Noah Sullivan lleva años preparándose para obtener la beca internacional más prestigiosa de la universidad. Cada examen, cada trabajo y cada sacrificio han tenido un único objetivo: ganar.

Todo parece ir según lo planeado hasta que aparece Leo Moreau.

Popular, talentoso y desesperadamente encantador, Leo se convierte en el único rival capaz de disputarle la beca. Desde el primer encuentro, la tensión entre ambos es inmediata. Cada clase se transforma en una competencia y cada conversación en un desafío.

Cuando el director del programa anuncia que los dos candidatos finales deberán colaborar en un proyecto conjunto para demostrar sus capacidades de liderazgo, Noah siente que es una condena.

Sin embargo, cuanto más tiempo pasan juntos, más difícil resulta ignorar lo que hay detrás de las máscaras que ambos han construido.

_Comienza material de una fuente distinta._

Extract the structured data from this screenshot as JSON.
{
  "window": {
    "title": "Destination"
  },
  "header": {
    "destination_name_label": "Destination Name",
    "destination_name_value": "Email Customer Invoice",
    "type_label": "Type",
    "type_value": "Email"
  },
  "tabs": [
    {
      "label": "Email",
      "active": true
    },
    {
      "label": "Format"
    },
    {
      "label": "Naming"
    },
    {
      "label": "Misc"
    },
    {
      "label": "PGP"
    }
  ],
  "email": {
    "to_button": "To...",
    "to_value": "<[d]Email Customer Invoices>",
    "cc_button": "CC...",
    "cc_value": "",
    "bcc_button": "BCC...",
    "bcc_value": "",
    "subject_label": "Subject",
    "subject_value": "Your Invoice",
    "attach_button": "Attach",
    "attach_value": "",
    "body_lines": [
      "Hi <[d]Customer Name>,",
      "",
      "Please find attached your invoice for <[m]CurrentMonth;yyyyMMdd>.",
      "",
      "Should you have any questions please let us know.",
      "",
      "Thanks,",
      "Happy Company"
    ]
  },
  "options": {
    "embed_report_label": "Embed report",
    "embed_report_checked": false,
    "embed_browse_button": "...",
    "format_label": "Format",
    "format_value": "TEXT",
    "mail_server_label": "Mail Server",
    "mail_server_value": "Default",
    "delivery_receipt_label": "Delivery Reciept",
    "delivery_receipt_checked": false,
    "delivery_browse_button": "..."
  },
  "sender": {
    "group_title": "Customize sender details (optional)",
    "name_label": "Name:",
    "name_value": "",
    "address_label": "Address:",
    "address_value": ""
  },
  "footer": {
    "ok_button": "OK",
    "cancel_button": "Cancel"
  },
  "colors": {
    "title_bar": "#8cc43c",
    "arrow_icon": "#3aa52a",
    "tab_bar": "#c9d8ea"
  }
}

NovelToon tiene autorización de CrisCastillo para publicar esa obra, el contenido del mismo representa el punto de vista del autor, y no el de NovelToon.

16

El lunes amaneció con una luz implacable, demasiado brillante, demasiado real. Noah se despertó en el sofá de Leo, con el dolor en el cuello de una posición incómoda pero con una claridad en el corazón que no había sentido nunca. El apartamento olía a café y a Leo, una combinación que Noah encontraba extrañamente reconfortante.

Leo ya estaba despierto, de pie junto a la ventana, mirando el campus que despertaba. Llevaba puesto el jersey del equipo de hockey, y por un momento, Noah vio al rival, al competidor. Pero luego Leo se giró y le sonrió, y solo vio al hombre con el que había pasado la noche, el hombre whose secrets he now shared.

—Café —dijo Leo, señalando una taza sobre la mesa—. Pensé que lo necesitarías. Es tu combustible para la batalla, ¿verdad?

Noah se rio, tomando la taza. —Hoy no es una batalla, Leo. O al menos, no debería serlo.

—Pero lo es, ¿verdad? —dijo Leo, su tono más serio—. Para ti. Para mí. Para el comité. No podemos escapar de eso.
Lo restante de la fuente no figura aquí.